The Pícnic per la República civil protest group has called a demonstration outside the venue holding the meeting for 6 pm to call on Sánchez to "Sit and Talk", the slogan for the campaign promoting dialogue between Spain and Catalonia
On social media, the protest group asked protesters to bring chairs and drums to show Sánchez that "he is not welcome in Catalonia," but also to call on the acting president to engage in dialogue with the Catalan executive.
"He is a president who was an accomplice in 155 [shorthand for the suspension of Catalan self-rule in 2017], and he and his government are responsible for police repression," said the message, in reference to the authorities' handling of recent protests.
The Committees for the Defense of the Republic (CDR) protest network announced its support for the demonstration, calling on protesters to bring a "yellow whistle" [yellow is symbolic of jailed Catalan independence leaders] and to turn Viladecans into "a prison."

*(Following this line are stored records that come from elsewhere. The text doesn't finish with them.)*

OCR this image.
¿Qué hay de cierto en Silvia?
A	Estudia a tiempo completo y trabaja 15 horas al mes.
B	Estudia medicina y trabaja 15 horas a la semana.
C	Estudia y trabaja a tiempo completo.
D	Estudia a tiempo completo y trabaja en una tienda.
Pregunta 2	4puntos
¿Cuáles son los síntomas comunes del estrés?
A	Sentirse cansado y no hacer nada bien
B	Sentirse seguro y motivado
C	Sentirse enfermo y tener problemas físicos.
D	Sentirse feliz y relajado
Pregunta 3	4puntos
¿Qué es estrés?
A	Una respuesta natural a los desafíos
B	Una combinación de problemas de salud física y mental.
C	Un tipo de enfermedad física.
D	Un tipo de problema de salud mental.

On Wednesday evening, CDR called on demonstrators to take to Jardinets de Gràcia in the center of Barcelona and bring chestnuts for a "Castanyada contra Espanya" (castanyada against Spain.) A 'Castanyada' in Catalan means eating chestnuts, a seasonal food traditionally paired with sweet potato enjoyed around the end of October and beginning of November.
Sánchez denies manifesto points were removed
Sánchez will arrive in Catalonia for the campaign meeting after his Socialist Party came under fire, accused of removing any mention of its commitment to federalism and its recognition of the nationalities within Spain from its election manifesto.
With a new Spanish general election set for November 10, on Tuesday some media outlets reported that the so-called Granada and Barcelona declarations that the party officially adopted in 2013 and 2017 respectively had been removed from the manifesto.
On Wednesday morning, Sánchez told a Spanish TV channel that the final document "has not yet been finished" and that the two points would appear in the party's final manifesto for the upcoming election, which is due to be approved at the event in Viladecans.
"The problem is that documents are made public before they have been finished," Sánchez told Antena 3, adding that the program without the two points had been "leaked" and that his party can "sometimes be too transparent."